# Proposition 11

If an equilateral pentagon is inscribed in a circle which has its diameter rational, then the side of the pentagon is the irrational straight line called minor.

In the circle ABCDE which has its diameter rational let the equilateral pentagon ABCDE be inscribed.

I say that the side of the pentagon is the irrational straight line called minor.

Take the center F of the circle, join AF and FB and carry them through to the points G and H, join AC, and make FK a fourth part of AF.

Now AF is rational, therefore FK is also rational. But BF is also rational, therefore the whole BK is rational.

And, since the circumference ACG equals the circumference ADG, and in them ABC equals AED, therefore the remainder CG equals the remainder GD.

And, if we join AD, then we conclude that the angles at L are right, and CD is double CL.

For the same reason the angles at M are also right, and AC is double CM.

I.32

Since then the angle ALC equals the angle AMF, and the angle LAC is common to the two triangles ACL and AMF, therefore the remaining angle ACL equals the remaining angle MFA.

Therefore the triangle ACL is equiangular with the triangle AMF. Therefore, proportionally LC is to CA as MF is to FA. Taking the doubles of the antecedents, therefore double LC is to CA as double MF to FA.

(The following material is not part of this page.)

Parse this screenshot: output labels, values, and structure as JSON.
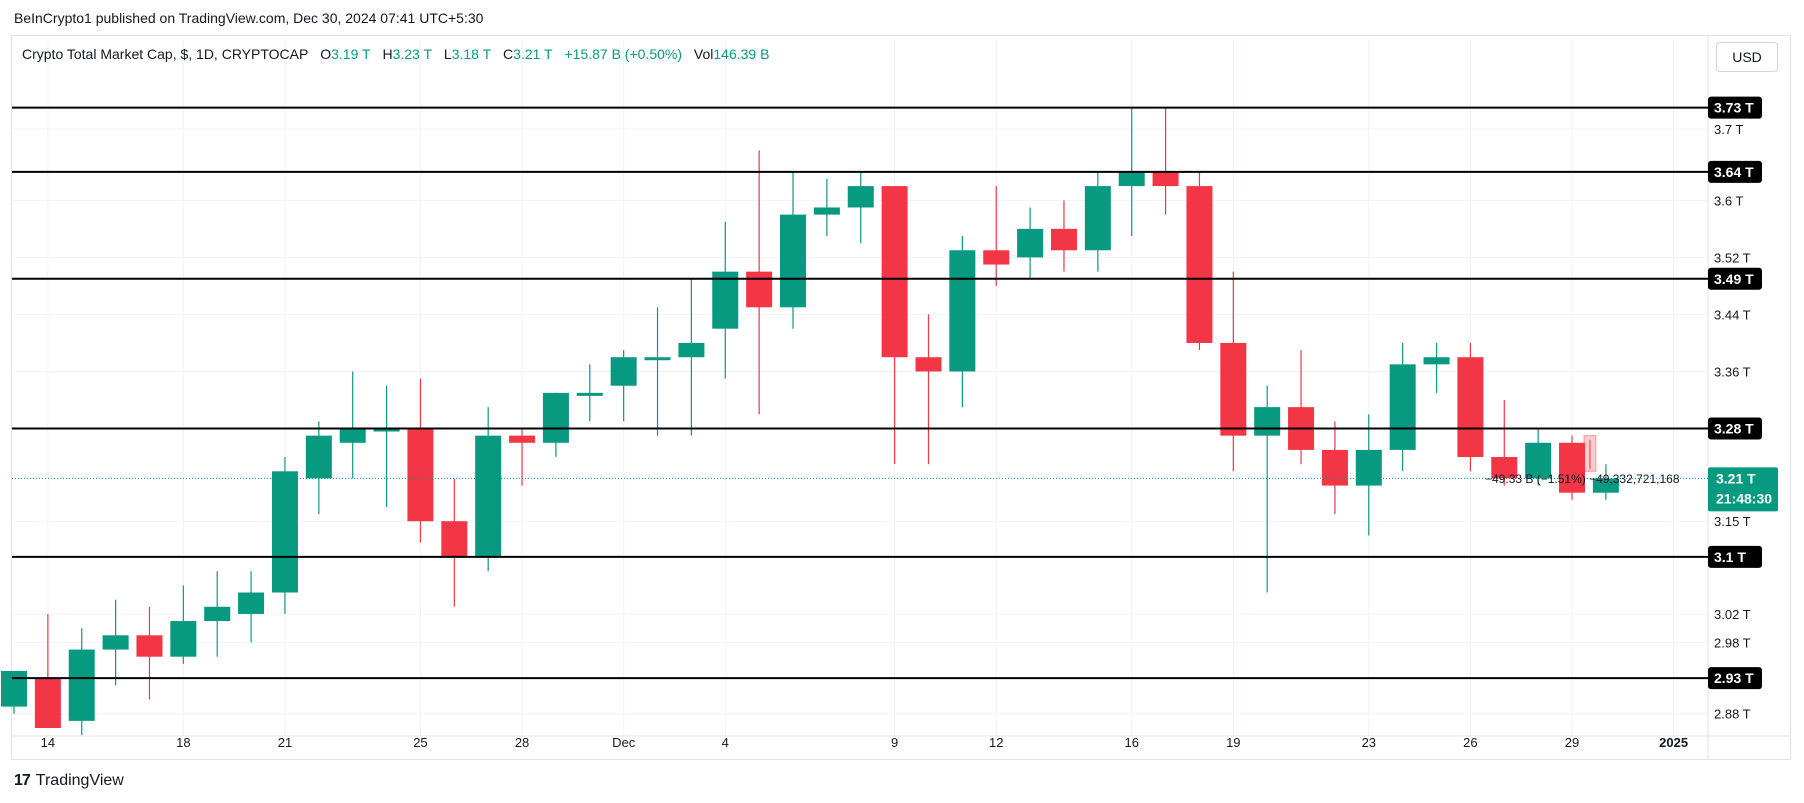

But double MF is to FA as MF is to the half of FA, therefore also double LC is to CA as MF is to the half of FA.

Taking the halves of the consequents, therefore double LC is to the half of CA as MF to the fourth of FA.

And DC is double LC, CM is half of CA, and FK is a fourth part of FA, therefore DC is to CM as MF to FK.

V.18

Taken together, the sum of DC and CM is to CM as MK to KF. Therefore the square on the sum of DC and CM is to the square on CM as the square on MK is to the square on KF.

And since, when the straight line opposite two sides of the pentagon AC is cut in extreme and mean ratio, the greater segment equals the side of the pentagon, that is, DC, while the square on the greater segment added to the half of the whole is five times the square on the half of the whole, and CM is half of the whole AC, therefore the square on DC and CM taken as one straight line is five times the square on CM.

But it was proved that the square on DC and CM taken as one straight line is to the square on CM as the square on MK to the square on KF, therefore the square on MK is five times the square on KF.

But the square on KF is rational, for the diameter is rational, therefore the square on MK is also rational. Therefore MK is rational.

And, since BF is quadruple FK, therefore BK is five times KF. Therefore the square on BK is twenty-five times the square on KF.

X.9

But the square on MK is five times the square on KF, therefore the square on BK is five times the square on KM. Therefore the square on BK has not to the square on KM the ratio which a square number has to a square number. Therefore BK is incommensurable in length with KM.

And each of them is rational. Therefore BK and KM are rational straight lines commensurable in square only.

X.73

But, if from a rational straight line there is subtracted a rational straight line which is commensurable with the whole in square only, then the remainder is irrational, namely an apotome, therefore MB is an apotome and MK the annex to it.

I say next that MB is also a fourth apotome.

Let the square on N be equal to that by which the square on BK is greater than the square on KM. Therefore the square on BK is greater than the square on KM by the square on N.

And, since KF is commensurable with FB, taken together, KB is commensurable with FB. But BF is commensurable with BH, therefore BK is also commensurable with BH.

And, since the square on BK is five times the square on KM, therefore the square on BK has to the square on KM the ratio which 5 has to 1. Therefore, in conversion, the square on BK has to the square on N the ratio which 5 has to 4, and this is not the ratio which a square number has to a square number. Therefore BK is incommensurable with N. Therefore the square on BK is greater than the square on KM by the square on a straight line incommensurable with BK.

X.Def.III.4

Since then the square on the whole BK is greater than the square on the annex KM by the square on a straight line incommensurable with BK, and the whole BK is commensurable with the rational straight line, BH, set out, therefore MB is a fourth apotome.

X.94

But the rectangle contained by a rational straight line and a fourth apotome is irrational, and its square root is irrational, and is called minor.

But the square on AB equals the rectangle HB by BM, because, when AH is joined, the triangle ABH is equiangular with the triangle ABM, and HB is to BA as AB is to BM.

Therefore the side AB of the pentagon is the irrational straight line called minor.

Therefore, if an equilateral pentagon is inscribed in a circle which has its diameter rational, then the side of the pentagon is the irrational straight line called minor.

Q.E.D.

## Guide

#### Use of this proposition

This proposition is needed in XIII.16 after the construction of a dodecahedron to show the side of a pentagonal face is the irrational straight line called minor.